"Ow, ay! I daursay!--But wha kens--wi' sic a mither!"
She burst out crying, and ran into the street.
Malcolm understood it now.
"She's like a' the lave (rest)!" he said sadly, turning to her
mother.
"I'm jist affrontit wi' the bairn!" she replied, with manifest
annoyance in her flushed face.
"She's true to him," said Malcolm, "gien she binna fair to me.
Sayna a word to the lassie. She 'll ken me better or lang. An' noo
for my story."
Mrs Mair said nothing while he told how he had come upon Lizzy,
the state she was in, and what had passed between them; but he had
scarcely finished, when she rose, leaving a cup of tea untasted,
and took her bonnet and shawl from a nail in the back of the door.
Her husband rose also.
"I 'll jist gang as far 's the Boar's Craig wi' ye mysel', Annie,"
he said.
"I'm thinkin' ye'll fin' the puir lassie whaur I left her," remarked
Malcolm. "I doobt she daured na gang hame."
That night it was all over the town, that Lizzy Findlay was in a
woman's worst trouble, and that Malcolm was the cause of it.

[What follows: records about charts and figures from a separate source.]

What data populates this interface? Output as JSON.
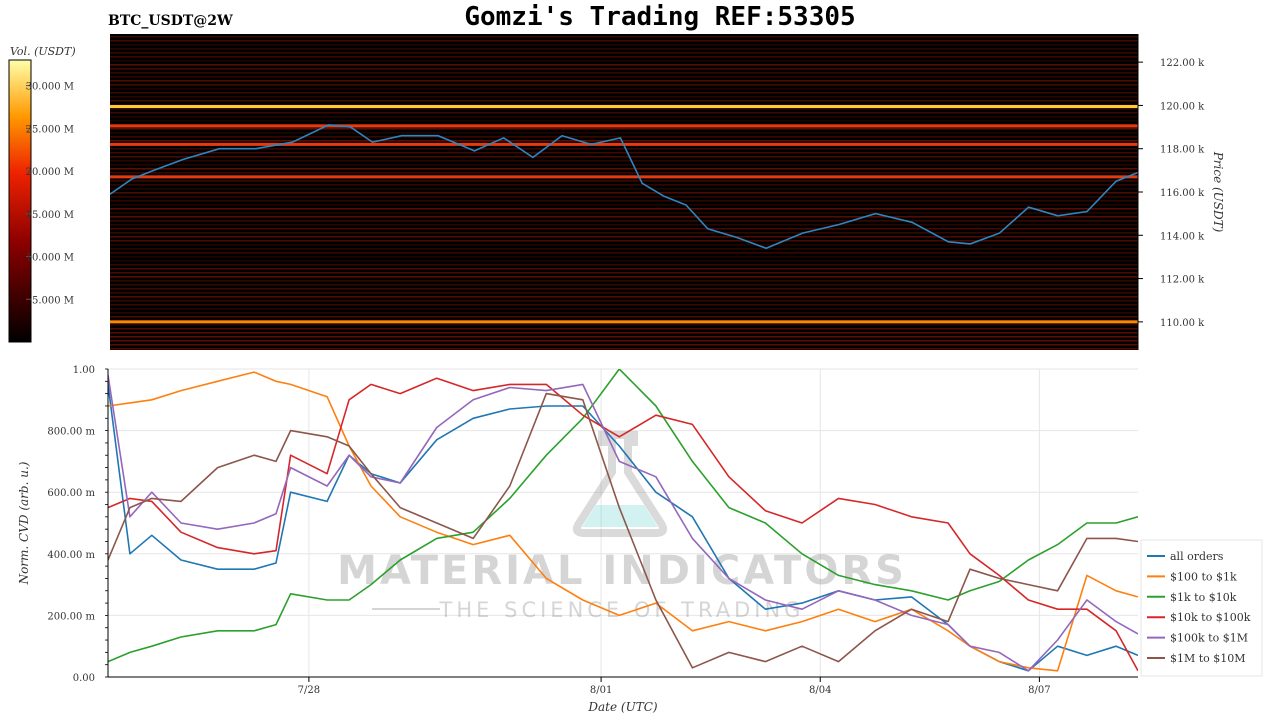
{
  "header": {
    "symbol": "BTC_USDT@2W",
    "title": "Gomzi's Trading REF:53305"
  },
  "watermark": {
    "brand": "MATERIAL INDICATORS",
    "tagline": "THE SCIENCE OF TRADING"
  },
  "colors": {
    "heatmap_bg": "#000000",
    "price_line": "#2e86c1",
    "all_orders": "#1f77b4",
    "r100_1k": "#ff7f0e",
    "r1k_10k": "#2ca02c",
    "r10k_100k": "#d62728",
    "r100k_1m": "#9467bd",
    "r1m_10m": "#8c564b"
  },
  "chart_data": [
    {
      "type": "heatmap",
      "title": "Gomzi's Trading REF:53305",
      "colorbar_label": "Vol. (USDT)",
      "colorbar_ticks": [
        "5.000 M",
        "10.000 M",
        "15.000 M",
        "20.000 M",
        "25.000 M",
        "30.000 M"
      ],
      "colorbar_range": [
        0,
        33000000
      ],
      "ylabel": "Price (USDT)",
      "y_ticks": [
        "110.00 k",
        "112.00 k",
        "114.00 k",
        "116.00 k",
        "118.00 k",
        "120.00 k",
        "122.00 k"
      ],
      "ylim": [
        108700,
        123300
      ],
      "bright_levels": [
        {
          "price": 119950,
          "intensity": 0.95
        },
        {
          "price": 110000,
          "intensity": 0.85
        },
        {
          "price": 119050,
          "intensity": 0.55
        },
        {
          "price": 118200,
          "intensity": 0.5
        },
        {
          "price": 116700,
          "intensity": 0.45
        }
      ],
      "price_series": {
        "name": "Price",
        "x_days": [
          0,
          0.3,
          0.6,
          1.0,
          1.5,
          2.0,
          2.5,
          3.0,
          3.3,
          3.6,
          4.0,
          4.5,
          5.0,
          5.4,
          5.8,
          6.2,
          6.6,
          7.0,
          7.3,
          7.6,
          7.9,
          8.2,
          8.6,
          9.0,
          9.5,
          10.0,
          10.5,
          11.0,
          11.5,
          11.8,
          12.2,
          12.6,
          13.0,
          13.4,
          13.8,
          14.1
        ],
        "values": [
          115900,
          116600,
          117000,
          117500,
          118000,
          118000,
          118300,
          119100,
          119000,
          118300,
          118600,
          118600,
          117900,
          118500,
          117600,
          118600,
          118200,
          118500,
          116400,
          115800,
          115400,
          114300,
          113900,
          113400,
          114100,
          114500,
          115000,
          114600,
          113700,
          113600,
          114100,
          115300,
          114900,
          115100,
          116500,
          116900
        ]
      }
    },
    {
      "type": "line",
      "xlabel": "Date (UTC)",
      "ylabel": "Norm. CVD (arb. u.)",
      "x_ticks": [
        {
          "label": "7/28",
          "day": 2.75
        },
        {
          "label": "8/01",
          "day": 6.75
        },
        {
          "label": "8/04",
          "day": 9.75
        },
        {
          "label": "8/07",
          "day": 12.75
        }
      ],
      "y_ticks": [
        "0.00",
        "200.00 m",
        "400.00 m",
        "600.00 m",
        "800.00 m",
        "1.00"
      ],
      "ylim": [
        0,
        1
      ],
      "xlim": [
        0,
        14.1
      ],
      "legend_position": "lower-right",
      "x_days": [
        0,
        0.3,
        0.6,
        1.0,
        1.5,
        2.0,
        2.3,
        2.5,
        3.0,
        3.3,
        3.6,
        4.0,
        4.5,
        5.0,
        5.5,
        6.0,
        6.5,
        7.0,
        7.5,
        8.0,
        8.5,
        9.0,
        9.5,
        10.0,
        10.5,
        11.0,
        11.5,
        11.8,
        12.2,
        12.6,
        13.0,
        13.4,
        13.8,
        14.1
      ],
      "series": [
        {
          "name": "all orders",
          "color_key": "all_orders",
          "values": [
            0.95,
            0.4,
            0.46,
            0.38,
            0.35,
            0.35,
            0.37,
            0.6,
            0.57,
            0.72,
            0.66,
            0.63,
            0.77,
            0.84,
            0.87,
            0.88,
            0.88,
            0.75,
            0.6,
            0.52,
            0.32,
            0.22,
            0.24,
            0.28,
            0.25,
            0.26,
            0.17,
            0.1,
            0.05,
            0.02,
            0.1,
            0.07,
            0.1,
            0.07
          ]
        },
        {
          "name": "$100 to $1k",
          "color_key": "r100_1k",
          "values": [
            0.88,
            0.89,
            0.9,
            0.93,
            0.96,
            0.99,
            0.96,
            0.95,
            0.91,
            0.75,
            0.62,
            0.52,
            0.47,
            0.43,
            0.46,
            0.32,
            0.25,
            0.2,
            0.24,
            0.15,
            0.18,
            0.15,
            0.18,
            0.22,
            0.18,
            0.22,
            0.15,
            0.1,
            0.05,
            0.03,
            0.02,
            0.33,
            0.28,
            0.26
          ]
        },
        {
          "name": "$1k to $10k",
          "color_key": "r1k_10k",
          "values": [
            0.05,
            0.08,
            0.1,
            0.13,
            0.15,
            0.15,
            0.17,
            0.27,
            0.25,
            0.25,
            0.3,
            0.38,
            0.45,
            0.47,
            0.58,
            0.72,
            0.84,
            1.0,
            0.88,
            0.7,
            0.55,
            0.5,
            0.4,
            0.33,
            0.3,
            0.28,
            0.25,
            0.28,
            0.31,
            0.38,
            0.43,
            0.5,
            0.5,
            0.52
          ]
        },
        {
          "name": "$10k to $100k",
          "color_key": "r10k_100k",
          "values": [
            0.55,
            0.58,
            0.57,
            0.47,
            0.42,
            0.4,
            0.41,
            0.72,
            0.66,
            0.9,
            0.95,
            0.92,
            0.97,
            0.93,
            0.95,
            0.95,
            0.85,
            0.78,
            0.85,
            0.82,
            0.65,
            0.54,
            0.5,
            0.58,
            0.56,
            0.52,
            0.5,
            0.4,
            0.33,
            0.25,
            0.22,
            0.22,
            0.15,
            0.02
          ]
        },
        {
          "name": "$100k to $1M",
          "color_key": "r100k_1m",
          "values": [
            0.98,
            0.52,
            0.6,
            0.5,
            0.48,
            0.5,
            0.53,
            0.68,
            0.62,
            0.72,
            0.65,
            0.63,
            0.81,
            0.9,
            0.94,
            0.93,
            0.95,
            0.7,
            0.65,
            0.45,
            0.32,
            0.25,
            0.22,
            0.28,
            0.25,
            0.2,
            0.17,
            0.1,
            0.08,
            0.02,
            0.12,
            0.25,
            0.18,
            0.14
          ]
        },
        {
          "name": "$1M to $10M",
          "color_key": "r1m_10m",
          "values": [
            0.38,
            0.55,
            0.58,
            0.57,
            0.68,
            0.72,
            0.7,
            0.8,
            0.78,
            0.75,
            0.66,
            0.55,
            0.5,
            0.45,
            0.62,
            0.92,
            0.9,
            0.55,
            0.25,
            0.03,
            0.08,
            0.05,
            0.1,
            0.05,
            0.15,
            0.22,
            0.18,
            0.35,
            0.32,
            0.3,
            0.28,
            0.45,
            0.45,
            0.44
          ]
        }
      ]
    }
  ]
}
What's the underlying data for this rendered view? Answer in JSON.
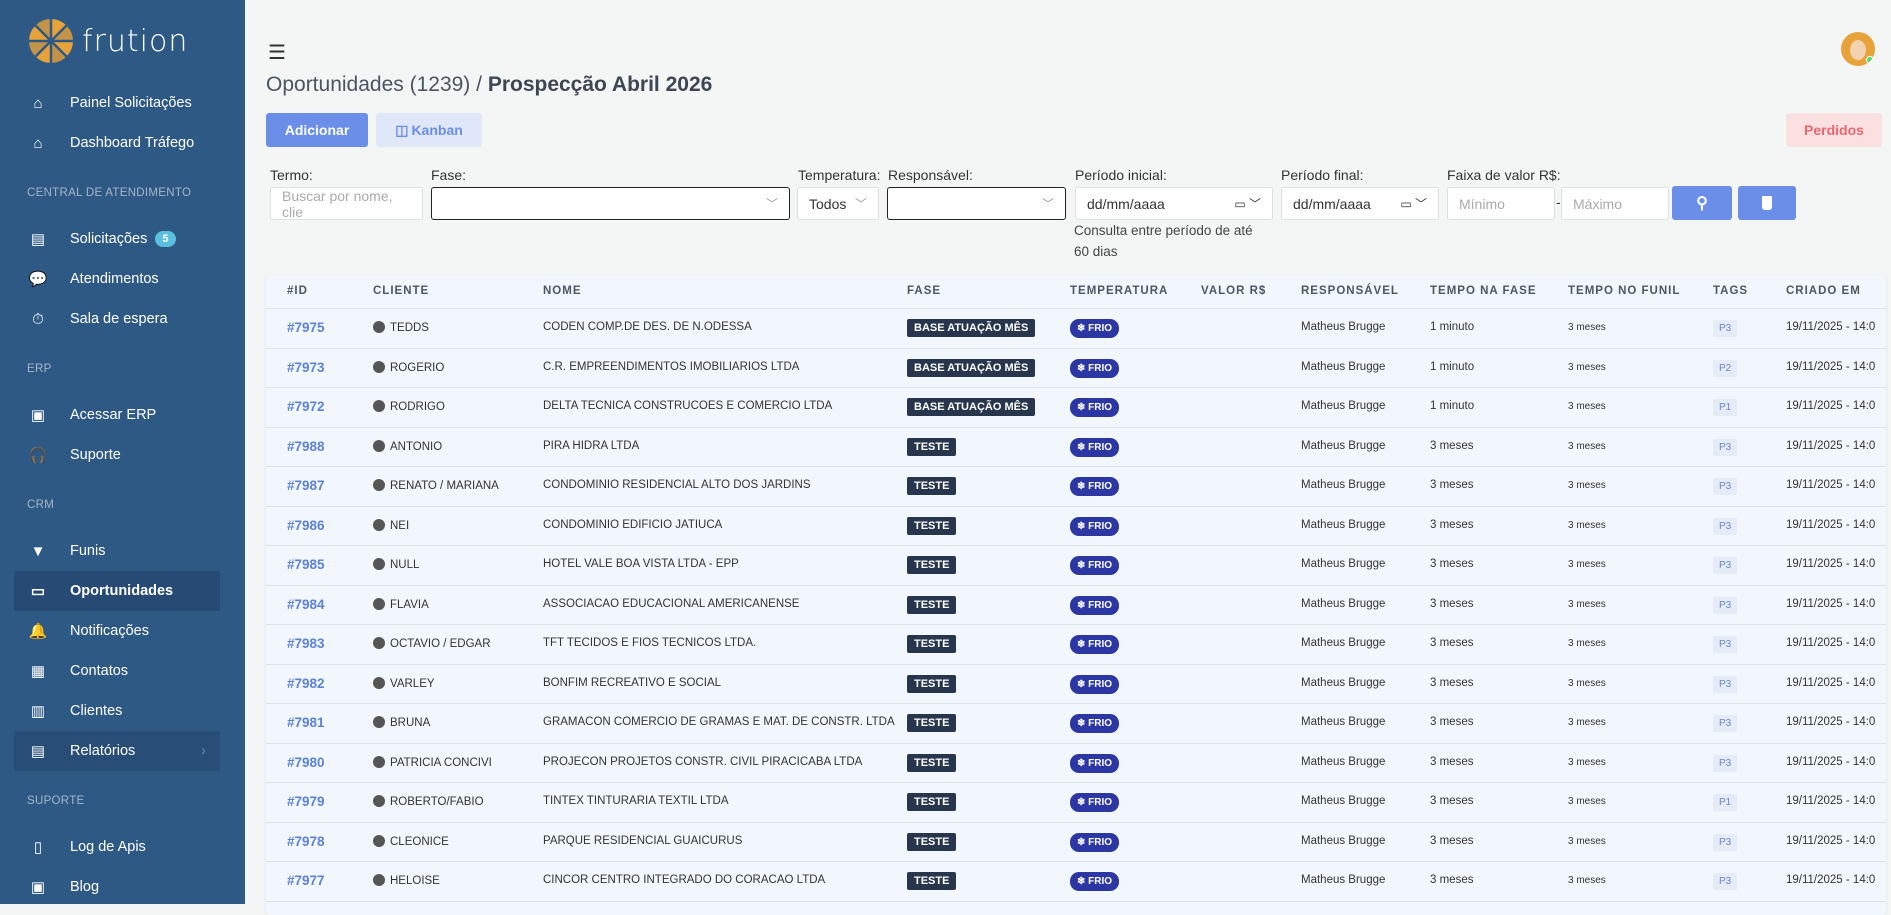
{
  "brand": {
    "name": "frution",
    "logo_color": "#e8a23a"
  },
  "sidebar": {
    "items": [
      {
        "type": "item",
        "label": "Painel Solicitações",
        "icon": "home-icon",
        "glyph": "⌂"
      },
      {
        "type": "item",
        "label": "Dashboard Tráfego",
        "icon": "home-icon",
        "glyph": "⌂"
      },
      {
        "type": "head",
        "label": "CENTRAL DE ATENDIMENTO"
      },
      {
        "type": "item",
        "label": "Solicitações",
        "icon": "book-icon",
        "glyph": "▤",
        "badge": "5"
      },
      {
        "type": "item",
        "label": "Atendimentos",
        "icon": "chat-icon",
        "glyph": "💬"
      },
      {
        "type": "item",
        "label": "Sala de espera",
        "icon": "stopwatch-icon",
        "glyph": "⏱"
      },
      {
        "type": "head",
        "label": "ERP"
      },
      {
        "type": "item",
        "label": "Acessar ERP",
        "icon": "chart-icon",
        "glyph": "▣"
      },
      {
        "type": "item",
        "label": "Suporte",
        "icon": "headset-icon",
        "glyph": "🎧"
      },
      {
        "type": "head",
        "label": "CRM"
      },
      {
        "type": "item",
        "label": "Funis",
        "icon": "funnel-icon",
        "glyph": "▼"
      },
      {
        "type": "item",
        "label": "Oportunidades",
        "icon": "money-icon",
        "glyph": "▭",
        "active": true
      },
      {
        "type": "item",
        "label": "Notificações",
        "icon": "bell-icon",
        "glyph": "🔔"
      },
      {
        "type": "item",
        "label": "Contatos",
        "icon": "contact-icon",
        "glyph": "▦"
      },
      {
        "type": "item",
        "label": "Clientes",
        "icon": "building-icon",
        "glyph": "▥"
      },
      {
        "type": "item",
        "label": "Relatórios",
        "icon": "report-icon",
        "glyph": "▤",
        "submenu": true
      },
      {
        "type": "head",
        "label": "SUPORTE"
      },
      {
        "type": "item",
        "label": "Log de Apis",
        "icon": "file-icon",
        "glyph": "▯"
      },
      {
        "type": "item",
        "label": "Blog",
        "icon": "newspaper-icon",
        "glyph": "▣"
      }
    ]
  },
  "header": {
    "title_prefix": "Oportunidades (1239) / ",
    "title_bold": "Prospecção Abril 2026"
  },
  "toolbar": {
    "add": "Adicionar",
    "kanban": "Kanban",
    "lost": "Perdidos"
  },
  "filters": {
    "termo_label": "Termo:",
    "termo_placeholder": "Buscar por nome, clie",
    "fase_label": "Fase:",
    "temp_label": "Temperatura:",
    "temp_value": "Todos",
    "resp_label": "Responsável:",
    "ini_label": "Período inicial:",
    "ini_value": "dd/mm/aaaa",
    "fim_label": "Período final:",
    "fim_value": "dd/mm/aaaa",
    "valor_label": "Faixa de valor R$:",
    "min_placeholder": "Mínimo",
    "max_placeholder": "Máximo",
    "sep": "-",
    "note1": "Consulta entre período de até",
    "note2": "60 dias"
  },
  "colors": {
    "sidebar": "#2e5984",
    "primary": "#6b8fe8",
    "fase": "#27364d",
    "frio": "#2d37a3"
  },
  "table": {
    "columns": [
      "#ID",
      "CLIENTE",
      "NOME",
      "FASE",
      "TEMPERATURA",
      "VALOR R$",
      "RESPONSÁVEL",
      "TEMPO NA FASE",
      "TEMPO NO FUNIL",
      "TAGS",
      "CRIADO EM"
    ],
    "rows": [
      [
        "#7975",
        "TEDDS",
        "CODEN COMP.DE DES. DE N.ODESSA",
        "BASE ATUAÇÃO MÊS",
        "FRIO",
        "",
        "Matheus Brugge",
        "1 minuto",
        "3 meses",
        "P3",
        "19/11/2025 - 14:0"
      ],
      [
        "#7973",
        "ROGERIO",
        "C.R. EMPREENDIMENTOS IMOBILIARIOS LTDA",
        "BASE ATUAÇÃO MÊS",
        "FRIO",
        "",
        "Matheus Brugge",
        "1 minuto",
        "3 meses",
        "P2",
        "19/11/2025 - 14:0"
      ],
      [
        "#7972",
        "RODRIGO",
        "DELTA TECNICA CONSTRUCOES E COMERCIO LTDA",
        "BASE ATUAÇÃO MÊS",
        "FRIO",
        "",
        "Matheus Brugge",
        "1 minuto",
        "3 meses",
        "P1",
        "19/11/2025 - 14:0"
      ],
      [
        "#7988",
        "ANTONIO",
        "PIRA HIDRA LTDA",
        "TESTE",
        "FRIO",
        "",
        "Matheus Brugge",
        "3 meses",
        "3 meses",
        "P3",
        "19/11/2025 - 14:0"
      ],
      [
        "#7987",
        "RENATO / MARIANA",
        "CONDOMINIO RESIDENCIAL ALTO DOS JARDINS",
        "TESTE",
        "FRIO",
        "",
        "Matheus Brugge",
        "3 meses",
        "3 meses",
        "P3",
        "19/11/2025 - 14:0"
      ],
      [
        "#7986",
        "NEI",
        "CONDOMINIO EDIFICIO JATIUCA",
        "TESTE",
        "FRIO",
        "",
        "Matheus Brugge",
        "3 meses",
        "3 meses",
        "P3",
        "19/11/2025 - 14:0"
      ],
      [
        "#7985",
        "NULL",
        "HOTEL VALE BOA VISTA LTDA - EPP",
        "TESTE",
        "FRIO",
        "",
        "Matheus Brugge",
        "3 meses",
        "3 meses",
        "P3",
        "19/11/2025 - 14:0"
      ],
      [
        "#7984",
        "FLAVIA",
        "ASSOCIACAO EDUCACIONAL AMERICANENSE",
        "TESTE",
        "FRIO",
        "",
        "Matheus Brugge",
        "3 meses",
        "3 meses",
        "P3",
        "19/11/2025 - 14:0"
      ],
      [
        "#7983",
        "OCTAVIO / EDGAR",
        "TFT TECIDOS E FIOS TECNICOS LTDA.",
        "TESTE",
        "FRIO",
        "",
        "Matheus Brugge",
        "3 meses",
        "3 meses",
        "P3",
        "19/11/2025 - 14:0"
      ],
      [
        "#7982",
        "VARLEY",
        "BONFIM RECREATIVO E SOCIAL",
        "TESTE",
        "FRIO",
        "",
        "Matheus Brugge",
        "3 meses",
        "3 meses",
        "P3",
        "19/11/2025 - 14:0"
      ],
      [
        "#7981",
        "BRUNA",
        "GRAMACON COMERCIO DE GRAMAS E MAT. DE CONSTR. LTDA",
        "TESTE",
        "FRIO",
        "",
        "Matheus Brugge",
        "3 meses",
        "3 meses",
        "P3",
        "19/11/2025 - 14:0"
      ],
      [
        "#7980",
        "PATRICIA CONCIVI",
        "PROJECON PROJETOS CONSTR. CIVIL PIRACICABA LTDA",
        "TESTE",
        "FRIO",
        "",
        "Matheus Brugge",
        "3 meses",
        "3 meses",
        "P3",
        "19/11/2025 - 14:0"
      ],
      [
        "#7979",
        "ROBERTO/FABIO",
        "TINTEX TINTURARIA TEXTIL LTDA",
        "TESTE",
        "FRIO",
        "",
        "Matheus Brugge",
        "3 meses",
        "3 meses",
        "P1",
        "19/11/2025 - 14:0"
      ],
      [
        "#7978",
        "CLEONICE",
        "PARQUE RESIDENCIAL GUAICURUS",
        "TESTE",
        "FRIO",
        "",
        "Matheus Brugge",
        "3 meses",
        "3 meses",
        "P3",
        "19/11/2025 - 14:0"
      ],
      [
        "#7977",
        "HELOISE",
        "CINCOR CENTRO INTEGRADO DO CORACAO LTDA",
        "TESTE",
        "FRIO",
        "",
        "Matheus Brugge",
        "3 meses",
        "3 meses",
        "P3",
        "19/11/2025 - 14:0"
      ]
    ]
  }
}
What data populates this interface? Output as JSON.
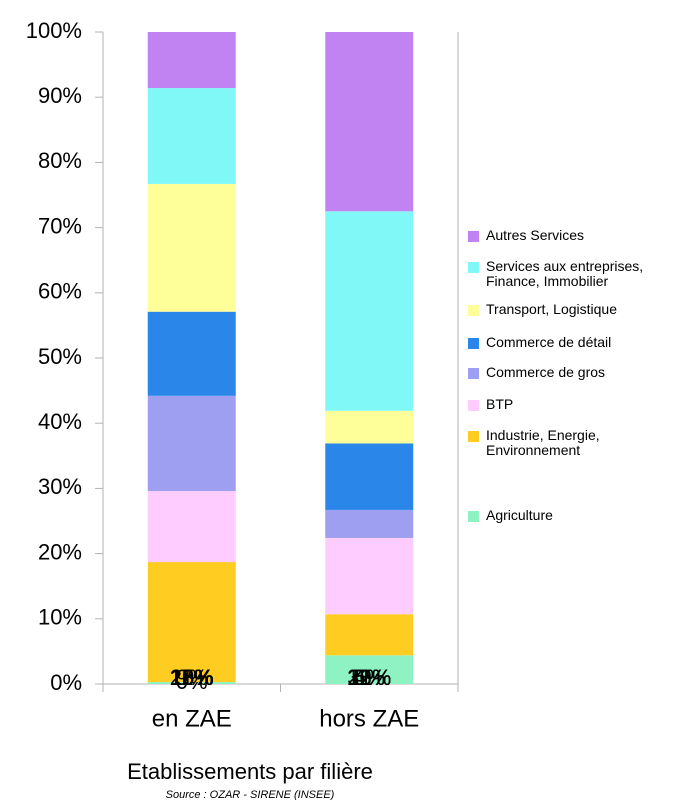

CHAPTER LI: THE LAIRD'S BURROW
Annie Mair had a brother, a carpenter, who, following her to Scaurnose,
had there rented a small building next door to her cottage, and
made of it a workshop. It had a rude loft, one end of which was
loosely floored, while the remaining part showed the couples through
the bare joists, except where some planks of oak and mahogany, with
an old door, a boat's rudder, and other things that might come
in handy, were laid across them in store.